Vercellini P.,University of Milan | Bracco B.,University of Milan | Mosconi P.,Mario Negri Institute for Pharmacological Research | Roberto A.,Mario Negri Institute for Pharmacological Research | And 3 more authors.
Fertility and Sterility | Year: 2016

Objective To assess the proportion of patients satisfied with their treatment before and after a systematic change from norethindrone acetate to dienogest as the first-line progestin for symptomatic endometriosis. Design Before and after study. Setting Academic department. Patient(s) The last 90 new consecutive endometriosis patients in whom norethindrone acetate was used, and the first 90 new consecutive endometriosis patients in whom dienogest was used.

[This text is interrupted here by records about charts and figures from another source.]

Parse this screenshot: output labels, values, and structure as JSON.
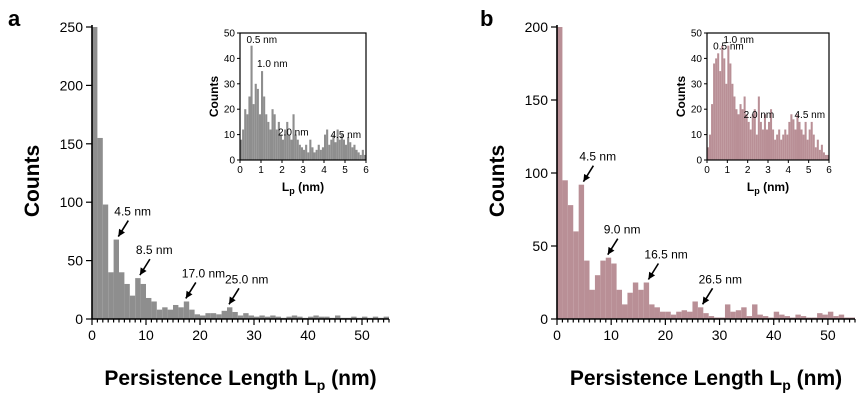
{
  "chart_data": [
    {
      "panel": "a",
      "type": "bar",
      "xlabel": "Persistence Length L",
      "xlabel_sub": "p",
      "xlabel_unit": " (nm)",
      "ylabel": "Counts",
      "xlim": [
        0,
        55
      ],
      "ylim": [
        0,
        250
      ],
      "xticks": [
        0,
        10,
        20,
        30,
        40,
        50
      ],
      "yticks": [
        0,
        50,
        100,
        150,
        200,
        250
      ],
      "bin_width": 1,
      "color": "#8e8e8e",
      "x": [
        0,
        1,
        2,
        3,
        4,
        5,
        6,
        7,
        8,
        9,
        10,
        11,
        12,
        13,
        14,
        15,
        16,
        17,
        18,
        19,
        20,
        21,
        22,
        23,
        24,
        25,
        26,
        27,
        28,
        29,
        30,
        31,
        32,
        33,
        34,
        35,
        36,
        37,
        38,
        39,
        40,
        41,
        42,
        43,
        44,
        45,
        46,
        47,
        48,
        49,
        50,
        51,
        52,
        53,
        54
      ],
      "values": [
        250,
        155,
        98,
        40,
        68,
        40,
        30,
        20,
        35,
        30,
        18,
        15,
        8,
        10,
        8,
        12,
        10,
        15,
        8,
        4,
        3,
        5,
        5,
        4,
        7,
        10,
        6,
        3,
        5,
        3,
        2,
        3,
        2,
        3,
        2,
        1,
        2,
        3,
        2,
        1,
        2,
        3,
        2,
        2,
        1,
        3,
        1,
        1,
        2,
        1,
        2,
        1,
        2,
        1,
        2
      ],
      "annotations": [
        {
          "text": "4.5 nm",
          "x": 4.5
        },
        {
          "text": "8.5 nm",
          "x": 8.5
        },
        {
          "text": "17.0 nm",
          "x": 17.0
        },
        {
          "text": "25.0 nm",
          "x": 25.0
        }
      ],
      "inset": {
        "xlabel": "L",
        "xlabel_sub": "p",
        "xlabel_unit": " (nm)",
        "ylabel": "Counts",
        "xlim": [
          0,
          6
        ],
        "ylim": [
          0,
          50
        ],
        "xticks": [
          0,
          1,
          2,
          3,
          4,
          5,
          6
        ],
        "yticks": [
          0,
          10,
          20,
          30,
          40,
          50
        ],
        "bin_width": 0.1,
        "values": [
          8,
          12,
          20,
          18,
          25,
          45,
          22,
          30,
          28,
          18,
          35,
          25,
          18,
          15,
          12,
          20,
          18,
          12,
          15,
          10,
          8,
          12,
          15,
          10,
          8,
          18,
          10,
          8,
          6,
          5,
          4,
          6,
          3,
          8,
          5,
          3,
          4,
          6,
          4,
          5,
          10,
          12,
          6,
          8,
          10,
          7,
          12,
          8,
          10,
          8,
          6,
          9,
          7,
          5,
          6,
          4,
          3,
          2,
          4,
          2
        ],
        "annotations": [
          {
            "text": "0.5 nm",
            "x": 0.5
          },
          {
            "text": "1.0 nm",
            "x": 1.0
          },
          {
            "text": "2.0 nm",
            "x": 2.0
          },
          {
            "text": "4.5 nm",
            "x": 4.5
          }
        ]
      }
    },
    {
      "panel": "b",
      "type": "bar",
      "xlabel": "Persistence Length L",
      "xlabel_sub": "p",
      "xlabel_unit": " (nm)",
      "ylabel": "Counts",
      "xlim": [
        0,
        55
      ],
      "ylim": [
        0,
        200
      ],
      "xticks": [
        0,
        10,
        20,
        30,
        40,
        50
      ],
      "yticks": [
        0,
        50,
        100,
        150,
        200
      ],
      "bin_width": 1,
      "color": "#b98f96",
      "x": [
        0,
        1,
        2,
        3,
        4,
        5,
        6,
        7,
        8,
        9,
        10,
        11,
        12,
        13,
        14,
        15,
        16,
        17,
        18,
        19,
        20,
        21,
        22,
        23,
        24,
        25,
        26,
        27,
        28,
        29,
        30,
        31,
        32,
        33,
        34,
        35,
        36,
        37,
        38,
        39,
        40,
        41,
        42,
        43,
        44,
        45,
        46,
        47,
        48,
        49,
        50,
        51,
        52,
        53,
        54
      ],
      "values": [
        205,
        95,
        78,
        60,
        92,
        40,
        20,
        30,
        40,
        42,
        38,
        20,
        10,
        18,
        25,
        20,
        25,
        10,
        8,
        5,
        5,
        3,
        5,
        6,
        5,
        12,
        8,
        4,
        2,
        1,
        1,
        10,
        5,
        6,
        8,
        2,
        10,
        3,
        2,
        1,
        5,
        3,
        2,
        1,
        3,
        2,
        1,
        1,
        4,
        3,
        5,
        2,
        3,
        1,
        1
      ],
      "annotations": [
        {
          "text": "4.5 nm",
          "x": 4.5
        },
        {
          "text": "9.0 nm",
          "x": 9.0
        },
        {
          "text": "16.5 nm",
          "x": 16.5
        },
        {
          "text": "26.5 nm",
          "x": 26.5
        }
      ],
      "inset": {
        "xlabel": "L",
        "xlabel_sub": "p",
        "xlabel_unit": " (nm)",
        "ylabel": "Counts",
        "xlim": [
          0,
          6
        ],
        "ylim": [
          0,
          50
        ],
        "xticks": [
          0,
          1,
          2,
          3,
          4,
          5,
          6
        ],
        "yticks": [
          0,
          10,
          20,
          30,
          40,
          50
        ],
        "bin_width": 0.1,
        "values": [
          5,
          10,
          22,
          38,
          40,
          42,
          35,
          45,
          40,
          30,
          45,
          38,
          30,
          25,
          20,
          18,
          22,
          20,
          25,
          18,
          15,
          12,
          18,
          20,
          10,
          25,
          15,
          12,
          18,
          12,
          15,
          20,
          12,
          8,
          10,
          12,
          8,
          10,
          12,
          10,
          15,
          18,
          16,
          12,
          18,
          15,
          12,
          10,
          15,
          8,
          12,
          15,
          10,
          5,
          8,
          4,
          6,
          3,
          2,
          2
        ],
        "annotations": [
          {
            "text": "0.5 nm",
            "x": 0.5
          },
          {
            "text": "1.0 nm",
            "x": 1.0
          },
          {
            "text": "2.0 nm",
            "x": 2.0
          },
          {
            "text": "4.5 nm",
            "x": 4.5
          }
        ]
      }
    }
  ]
}
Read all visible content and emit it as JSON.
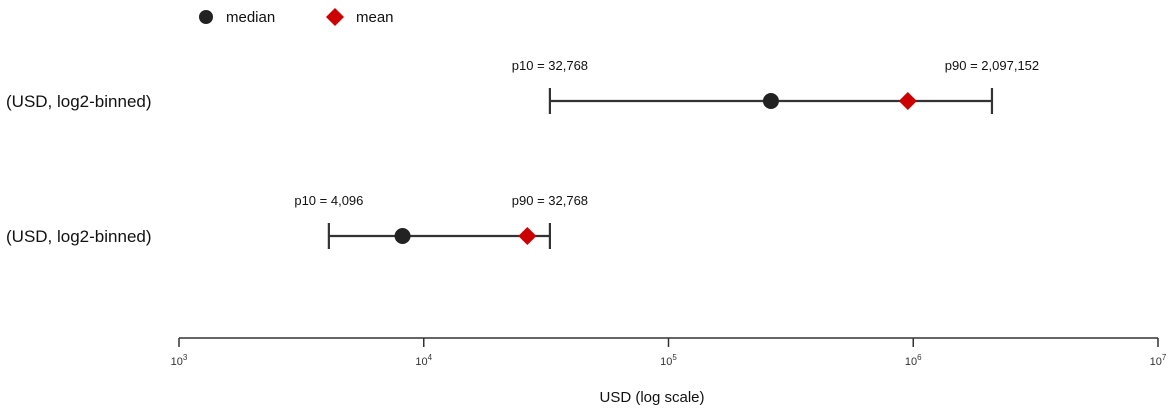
{
  "chart_data": {
    "type": "dot-interval",
    "xscale": "log10",
    "xlim": [
      1000,
      10000000
    ],
    "xlabel": "USD (log scale)",
    "xticks": [
      {
        "value": 1000,
        "base": "10",
        "exp": "3"
      },
      {
        "value": 10000,
        "base": "10",
        "exp": "4"
      },
      {
        "value": 100000,
        "base": "10",
        "exp": "5"
      },
      {
        "value": 1000000,
        "base": "10",
        "exp": "6"
      },
      {
        "value": 10000000,
        "base": "10",
        "exp": "7"
      }
    ],
    "legend": {
      "position": "top-left",
      "entries": [
        {
          "label": "median",
          "marker": "circle",
          "color": "#222222"
        },
        {
          "label": "mean",
          "marker": "diamond",
          "color": "#cc0000"
        }
      ]
    },
    "rows": [
      {
        "label": "(USD, log2-binned)",
        "p10": 32768,
        "p10_label": "p10 = 32,768",
        "p90": 2097152,
        "p90_label": "p90 = 2,097,152",
        "median": 262144,
        "mean": 950000
      },
      {
        "label": "(USD, log2-binned)",
        "p10": 4096,
        "p10_label": "p10 = 4,096",
        "p90": 32768,
        "p90_label": "p90 = 32,768",
        "median": 8192,
        "mean": 26500
      }
    ],
    "colors": {
      "interval": "#333333",
      "median": "#222222",
      "mean": "#cc0000",
      "axis": "#333333"
    }
  }
}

Intervention(s) Norethindrone acetate at the oral dose of 2.5 mg once a day until June 6, 2013, then dienogest at the oral dose of 2 mg once a day thereafter. Main Outcome Measure(s) Degree of satisfaction with treatment after 6 months of progestin therapy and assessment of any variations in pain symptoms, psychological status, sexual function, or health-related quality of life associated with the introduction of dienogest. Result(s) The proportion of satisfied plus very satisfied women after 6 months of treatment was 71% in the "before" period (norethindrone acetate) and 72% in the "after" period (dienogest). The implementation of dienogest was not associated with statistically significant ameliorations in overall pain relief, psychological status, sexual functioning, or health-related quality of life. Treatment was well tolerated by 58% of norethindrone acetate users compared with 80% of dienogest users. After dienogest implementation, the absolute risk reduction in the occurrence of any side effect was 13.9% (95% confidence interval, 0.8%-28.6%). Conclusion(s) Considering the large difference in the cost of the two drugs, dienogest should be suggested selectively in women who do not tolerate norethindrone acetate. © 2016 American Society for Reproductive Medicine.